Traci Elements


Erstwhile porn wunderkind Traci Lords’s fuzzy new memoir brings to mind a remark from her fellow Cry-Baby thespian Patty Hearst: “I consider myself incredibly fortunate, even if I had to get kidnapped by terrorists to get my break.” Like Hearst, who garnered cult pinup status under the nom de guerre Tania, high school sophomore Nora Kuzma fell into the clutches of sleazoid lowlifes who went about imposing a new name and persona on her. But instead of posing for bank surveillance cameras, at 15 she became a Penthouse centerfold, and by 16 had become the first true star of the video porn era, only to be arrested by the FBI shortly after turning 18. She reinvented herself as a modestly successful mainstream actress-singer, with a little help from John Waters—your basic rags-to-bondage-to-B-movies-and-miniseries saga.

Underneath It All combines minor celebrity autobio with recovery narrative and de facto parental advice. Mothers, don’t let your underage daughter stay with a drug-dealing, child-molesting ex-boyfriend, get a fake ID, do nude modeling, score a ton of coke with the fees, move in with her own abusive leech of a boyfriend, drift into hardcore (“It just kind of happened,” which I can believe, though I’m less convinced she didn’t realize they were filming her first sex scene—the lights, camera, and boom mic should have been giveaways), score even more coke, or form her own X-rated production company at 17 with her next suitcase pimp boyfriend. Life lesson: “I never once contemplated the price I would ultimately pay for giving false information to the DMV.” Yet while the book fudges the details (like how many pornos she made), its rudimentary psychology comes off as truthful. Her girlhood was a regular Larry Clark movie, with broken home life and rape by an older boy at age 10, but the most vivid parts here evoke a Rust Belt poverty she earnestly dreamed of escaping at all costs.

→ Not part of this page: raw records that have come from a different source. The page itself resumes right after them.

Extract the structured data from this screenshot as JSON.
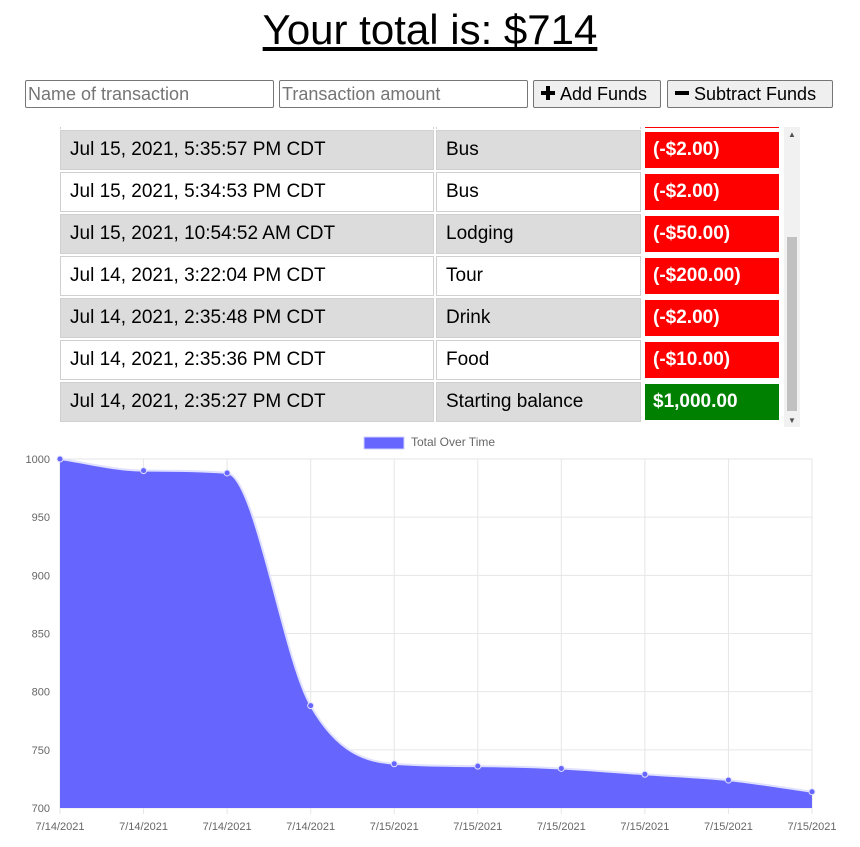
{
  "header": {
    "total_text": "Your total is: $714"
  },
  "form": {
    "name_placeholder": "Name of transaction",
    "amount_placeholder": "Transaction amount",
    "add_label": "Add Funds",
    "subtract_label": "Subtract Funds"
  },
  "transactions": [
    {
      "date": "Jul 15, 2021, 5:35:57 PM CDT",
      "name": "Bus",
      "amount": "(-$2.00)"
    },
    {
      "date": "Jul 15, 2021, 5:34:53 PM CDT",
      "name": "Bus",
      "amount": "(-$2.00)"
    },
    {
      "date": "Jul 15, 2021, 10:54:52 AM CDT",
      "name": "Lodging",
      "amount": "(-$50.00)"
    },
    {
      "date": "Jul 14, 2021, 3:22:04 PM CDT",
      "name": "Tour",
      "amount": "(-$200.00)"
    },
    {
      "date": "Jul 14, 2021, 2:35:48 PM CDT",
      "name": "Drink",
      "amount": "(-$2.00)"
    },
    {
      "date": "Jul 14, 2021, 2:35:36 PM CDT",
      "name": "Food",
      "amount": "(-$10.00)"
    },
    {
      "date": "Jul 14, 2021, 2:35:27 PM CDT",
      "name": "Starting balance",
      "amount": "$1,000.00"
    }
  ],
  "colors": {
    "negative": "#ff0000",
    "positive": "#008000",
    "series_fill": "#6666ff",
    "series_line": "#e0e0ff"
  },
  "chart_data": {
    "type": "area",
    "title": "",
    "xlabel": "",
    "ylabel": "",
    "legend": "top-center",
    "grid": true,
    "ylim": [
      700,
      1000
    ],
    "yticks": [
      1000,
      950,
      900,
      850,
      800,
      750,
      700
    ],
    "x": [
      "7/14/2021",
      "7/14/2021",
      "7/14/2021",
      "7/14/2021",
      "7/15/2021",
      "7/15/2021",
      "7/15/2021",
      "7/15/2021",
      "7/15/2021",
      "7/15/2021"
    ],
    "series": [
      {
        "name": "Total Over Time",
        "values": [
          1000,
          990,
          988,
          788,
          738,
          736,
          734,
          729,
          724,
          714
        ]
      }
    ]
  }
}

“I was a sexual terrorist,” Lords writes of her savage, power-tripping porn self, and though she’s appalled by it all now, there remains a trace of egotism in her claim. As much as she’d like to be remembered as the competent, innocuous actor she is now, Lords made her tiny, vengefully indelible mark on American culture using sex as a weapon—the hate-fuck as primal performance art. The irony of Underneath It All is that by putting all that bitter, twisted intensity safely behind her, she misplaced the one quality that might have made her second career something to reckon with.